Kinesis
Reading from Amazon Kinesis Data Streams as a streaming source.
Krishiv reads from Kinesis Data Streams as a streaming source. The connector is a thin wrapper over the AWS SDK Kinesis client and uses the standard Kinesis GetRecords / GetShardIterator model.
Registering a source
session.register_kinesis_source(
"orders_stream",
schema, // Arrow schema
"us-east-1",
"my-stream",
"shard-iterator-type-latest", // latest | trim-horizon | at-sequence-number | after-sequence-number
)?;
Offsets and checkpointing
Krishiv's checkpoint integration captures the Kinesis SequenceNumber per shard in the SourceOffset. On restart, the source resumes from the checkpointed sequence number, falling back to shard-iterator-type if the checkpoint is missing or the stream was re-created.
Limits and quotas
- Max
RecordsPerShardPerSecond: 1 000 (soft quota).

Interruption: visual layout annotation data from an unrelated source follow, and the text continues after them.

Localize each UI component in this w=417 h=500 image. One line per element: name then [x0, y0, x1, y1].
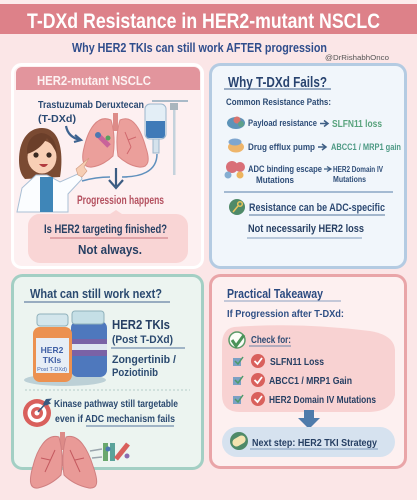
row: ABCC1: [233, 373, 352, 387]
row: ABCC1: ABCC1 / MRP1 Gain: [269, 375, 352, 387]
drug label: [38, 100, 144, 125]
checklist: [222, 325, 395, 412]
panel: Why T-DXd Fails: [210, 64, 406, 268]
icon: TKI bottles: Post T-DXd): [37, 367, 67, 373]
icon: doctor: [17, 128, 89, 212]
heading: What can still work next?: [30, 286, 162, 301]
kinase text: Kinase pathway still targetable: [54, 399, 178, 410]
progression text: Progression happens: [77, 195, 164, 207]
row: binding: Mutations: [256, 175, 294, 186]
drug label: Trastuzumab Deruxtecan: [38, 100, 144, 111]
row: SLFN11: SLFN11 Loss: [270, 356, 324, 368]
row: efflux: Drug efflux pump: [248, 142, 315, 153]
text: not HER2 loss: Not necessarily HER2 loss: [248, 223, 364, 235]
callout: Is HER2 targeting finished?: [44, 224, 167, 236]
icon: TKI bottles: TKIs: [43, 355, 61, 365]
TKI label: (Post T-DXd): [112, 334, 173, 346]
arrow: progression: [109, 168, 123, 188]
text: ADC-specific: Resistance can be ADC-specific: [249, 202, 385, 214]
row: Domain IV: HER2 Domain IV Mutations: [269, 394, 376, 406]
heading: Why T-DXd Fails?: [228, 75, 327, 91]
arrow: drug to lung: [66, 126, 81, 142]
subtitle: Why HER2 TKIs can still work AFTER progression: [72, 40, 327, 55]
TKI label: [111, 317, 185, 379]
kinase text: [54, 399, 178, 426]
next step box: [222, 427, 395, 457]
callout: Not always.: [78, 242, 142, 257]
checklist: Check for:: [251, 335, 291, 346]
row: binding: [224, 161, 384, 186]
row: payload: SLFN11 loss: [332, 118, 382, 130]
next step box: Next step: HER2 TKI Strategy: [252, 437, 377, 449]
kinase text: even if ADC mechanism fails: [55, 414, 175, 425]
subheading: Common Resistance Paths:: [226, 97, 331, 108]
row: payload: [227, 116, 382, 130]
text: not HER2 loss: [247, 223, 364, 238]
drug label: (T-DXd): [38, 114, 76, 125]
row: efflux: [228, 138, 401, 153]
arrow: to next step: [298, 410, 320, 429]
icon: lungs: [83, 113, 148, 167]
row: binding: ADC binding escape: [248, 164, 322, 175]
icon: TKI bottles: HER2: [41, 345, 64, 355]
TKI label: HER2 TKIs: [112, 317, 170, 332]
icon: TKI bottles: [24, 311, 107, 386]
row: binding: Mutations: [333, 175, 366, 184]
TKI label: Zongertinib /: [112, 354, 176, 366]
row: binding: HER2 Domain IV: [333, 165, 384, 174]
TKI label: Poziotinib: [112, 367, 158, 379]
panel: HER2-mutant NSCLC: [12, 64, 202, 268]
panel header: HER2-mutant NSCLC: [37, 74, 151, 88]
icon: big check: [229, 332, 245, 348]
panel: What can still work next: [12, 276, 202, 488]
panel header: [16, 67, 200, 90]
icon: receptor molecules: [90, 443, 130, 461]
row: Domain IV: [233, 392, 376, 406]
subheading: If Progression after T-DXd:: [227, 308, 344, 320]
handle: @DrRishabhOnco: [325, 53, 389, 62]
panel: Practical Takeaway: [210, 276, 406, 468]
icon: IV bag: [82, 101, 188, 181]
icon: lower lungs: [30, 432, 97, 488]
callout: [28, 210, 188, 263]
row: SLFN11: [233, 354, 324, 368]
row: payload: Payload resistance: [248, 118, 317, 129]
heading: Practical Takeaway: [227, 286, 324, 301]
icon: key: [229, 199, 245, 215]
icon: target: [23, 398, 52, 427]
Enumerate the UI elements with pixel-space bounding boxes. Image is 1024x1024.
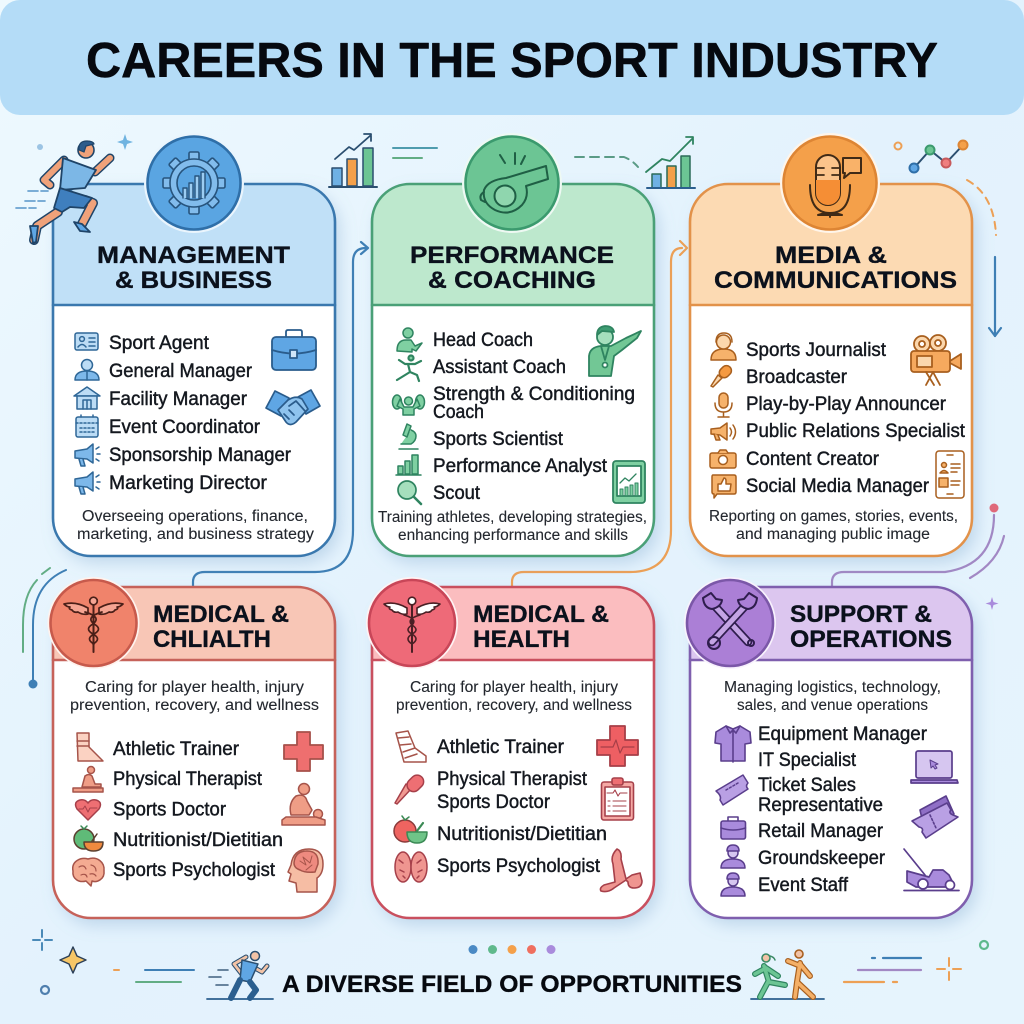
job list: Play-by-Play Announcer xyxy=(746,393,946,415)
icon: thumbs up xyxy=(712,475,736,498)
icon: groundskeeper xyxy=(721,845,745,868)
icon: facility xyxy=(74,387,100,409)
icon: brain xyxy=(395,852,427,882)
job list: Strength & Conditioning xyxy=(433,383,635,405)
icon: therapist xyxy=(73,766,103,792)
job list: Physical Therapist xyxy=(113,768,263,790)
icon: cross with pulse xyxy=(597,726,638,766)
title: CAREERS IN THE SPORT INDUSTRY xyxy=(86,34,938,88)
icon: red cross xyxy=(284,732,323,771)
heading: MEDICAL & xyxy=(473,601,609,628)
title banner xyxy=(0,0,1024,115)
icon: tablet xyxy=(613,461,645,503)
icon: broadcaster microphone xyxy=(711,364,733,387)
heading: PERFORMANCE xyxy=(410,242,614,269)
chart: top right growth xyxy=(646,137,695,188)
description: Reporting on games, stories, events, xyxy=(709,508,958,525)
icon: movie camera xyxy=(911,335,961,385)
panel: medical and health xyxy=(372,587,654,918)
icon: anatomy shape xyxy=(600,849,642,892)
icon: head coach xyxy=(397,328,422,352)
connector: management to performance xyxy=(193,242,368,587)
job list: Social Media Manager xyxy=(746,475,929,497)
job list xyxy=(437,736,607,877)
network dots xyxy=(894,140,968,172)
panel: media and communications xyxy=(690,184,972,556)
dashed arc xyxy=(967,180,996,235)
job list: Sports Doctor xyxy=(113,798,226,820)
small dot and sparkle xyxy=(37,134,133,150)
description xyxy=(724,679,941,714)
description xyxy=(70,679,319,714)
job list: Ticket Sales xyxy=(758,774,856,796)
job list: Groundskeeper xyxy=(758,847,885,869)
job list xyxy=(758,723,927,896)
icon disc: caduceus xyxy=(48,577,140,669)
heading: & BUSINESS xyxy=(115,267,272,294)
job list: Physical Therapist xyxy=(437,768,588,790)
lines xyxy=(393,148,437,158)
icon: journalist xyxy=(711,333,736,360)
icon: clipboard xyxy=(602,778,634,820)
icon: camera xyxy=(710,450,736,468)
icon: bars xyxy=(396,455,421,475)
job list: Broadcaster xyxy=(746,366,847,388)
job list: Athletic Trainer xyxy=(113,738,239,760)
heading: HEALTH xyxy=(473,626,570,653)
icon: briefcase xyxy=(272,330,316,370)
job list: Sports Scientist xyxy=(433,428,564,450)
job list: Equipment Manager xyxy=(758,723,927,745)
description: prevention, recovery, and wellness xyxy=(396,697,632,714)
job list: Sports Psychologist xyxy=(437,855,601,877)
footer decoration left xyxy=(33,930,194,994)
icon: apple and bowl xyxy=(394,816,427,843)
panel: performance and coaching xyxy=(372,184,654,556)
icon: head with brain xyxy=(288,849,323,892)
job list: Public Relations Specialist xyxy=(746,420,966,442)
icon: microscope xyxy=(399,424,418,449)
job list xyxy=(109,332,291,494)
job list: IT Specialist xyxy=(758,749,857,771)
icon: studio microphone xyxy=(715,393,732,417)
icon: handshake xyxy=(266,390,320,424)
description xyxy=(378,509,647,544)
job list: Sponsorship Manager xyxy=(109,444,291,466)
icon: id card xyxy=(75,333,98,350)
job list xyxy=(433,329,635,504)
description: Overseeing operations, finance, xyxy=(82,508,308,525)
icon: massage xyxy=(282,784,325,825)
icon disc: whistle xyxy=(462,133,562,233)
job list: Head Coach xyxy=(433,329,533,351)
description: enhancing performance and skills xyxy=(398,527,628,544)
job list: Scout xyxy=(433,482,481,504)
heading xyxy=(473,601,609,653)
job list: General Manager xyxy=(109,360,252,382)
icon: brain xyxy=(73,858,104,886)
description: sales, and venue operations xyxy=(737,697,928,714)
icon: coach pointing xyxy=(589,326,641,376)
icon: magnifier xyxy=(398,481,421,504)
left decorative arcs xyxy=(23,568,66,688)
description xyxy=(396,679,632,714)
panel: medical and chlialth xyxy=(53,587,335,918)
icon: microphone xyxy=(395,772,426,804)
job list: Facility Manager xyxy=(109,388,247,410)
icon: apple and bowl xyxy=(74,826,103,851)
job list: Coach xyxy=(433,401,484,423)
icon: ticket xyxy=(716,775,748,805)
job list: Athletic Trainer xyxy=(437,736,564,758)
heading xyxy=(153,601,289,653)
job list: Retail Manager xyxy=(758,820,883,842)
icon: manager xyxy=(75,360,99,380)
sparkle: purple xyxy=(986,597,998,610)
job list: Nutritionist/Dietitian xyxy=(437,823,607,845)
connector: performance to media xyxy=(512,241,687,587)
heading xyxy=(97,242,290,294)
icon: public relations megaphone xyxy=(711,423,736,440)
runner illustration xyxy=(16,141,110,243)
heading xyxy=(790,601,952,653)
job list xyxy=(113,738,283,881)
icon: weightlifter xyxy=(392,395,424,415)
arrow: down xyxy=(989,257,1001,336)
icon: laptop xyxy=(911,751,958,783)
footer dots xyxy=(468,945,556,954)
job list: Sports Doctor xyxy=(437,791,550,813)
heading: COMMUNICATIONS xyxy=(714,267,957,294)
job list: Performance Analyst xyxy=(433,455,608,477)
heading: MANAGEMENT xyxy=(97,242,290,269)
panel: support and operations xyxy=(690,587,972,918)
job list: Event Coordinator xyxy=(109,416,260,438)
icon: megaphone xyxy=(75,472,100,494)
icon: event staff xyxy=(721,873,745,896)
icon: heart xyxy=(76,800,100,820)
heading: CHLIALTH xyxy=(153,626,271,653)
description: Training athletes, developing strategies, xyxy=(378,509,647,526)
description: marketing, and business strategy xyxy=(77,526,314,543)
heading: OPERATIONS xyxy=(790,626,952,653)
icon: tickets xyxy=(912,796,958,838)
job list: Nutritionist/Dietitian xyxy=(113,829,283,851)
description: prevention, recovery, and wellness xyxy=(70,697,319,714)
dashed trend line xyxy=(575,157,638,167)
job list: Sports Psychologist xyxy=(113,859,276,881)
heading xyxy=(714,242,957,294)
job list: Sports Journalist xyxy=(746,339,887,361)
panel: management and business xyxy=(53,184,335,556)
heading: & COACHING xyxy=(428,267,596,294)
icon disc: microphone xyxy=(780,133,880,233)
description xyxy=(77,508,314,543)
icon: foot xyxy=(77,733,103,761)
job list: Sport Agent xyxy=(109,332,210,354)
icon: bag xyxy=(721,817,746,839)
job list: Representative xyxy=(758,794,883,816)
heading xyxy=(410,242,614,294)
heading: MEDIA & xyxy=(775,242,887,269)
description: Caring for player health, injury xyxy=(85,679,304,696)
icon: calendar xyxy=(76,415,98,437)
job list: Assistant Coach xyxy=(433,356,566,378)
description: Caring for player health, injury xyxy=(410,679,618,696)
icon disc: white caduceus xyxy=(366,577,458,669)
icon: lawn mower xyxy=(904,849,959,890)
icon: megaphone xyxy=(75,444,100,466)
job list: Content Creator xyxy=(746,448,879,470)
footer decoration right xyxy=(844,941,988,982)
icon: phone xyxy=(936,451,964,498)
footer runners pair xyxy=(751,950,824,999)
icon: runner xyxy=(397,356,421,381)
icon disc: crossed wrenches xyxy=(684,577,776,669)
footer runner xyxy=(207,952,273,999)
connector: media to support xyxy=(832,504,1004,587)
icon disc: gear and chart xyxy=(144,133,244,233)
footer text: A DIVERSE FIELD OF OPPORTUNITIES xyxy=(282,971,742,998)
job list: Event Staff xyxy=(758,874,849,896)
job list: Marketing Director xyxy=(109,472,267,494)
description xyxy=(709,508,958,543)
heading: MEDICAL & xyxy=(153,601,289,628)
icon: shirt xyxy=(715,726,751,762)
description: Managing logistics, technology, xyxy=(724,679,941,696)
description: and managing public image xyxy=(736,526,930,543)
icon: bandaged foot xyxy=(396,731,426,762)
heading: SUPPORT & xyxy=(790,601,932,628)
chart: top left growth xyxy=(329,134,377,187)
job list xyxy=(746,339,966,497)
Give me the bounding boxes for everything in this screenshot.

Plan partitions accordingly. - Max record size: 1 MB.
- GetRecords returns up to 10 MB or 10 000 records per call.
Auth
Standard AWS SDK auth chain: env vars, then IMDS / IRSA / instance profile. Explicit aws.access_key_id / aws.secret_access_key options are honored but not recommended in production.
Preview: Source-only at this release. No Kinesis sink.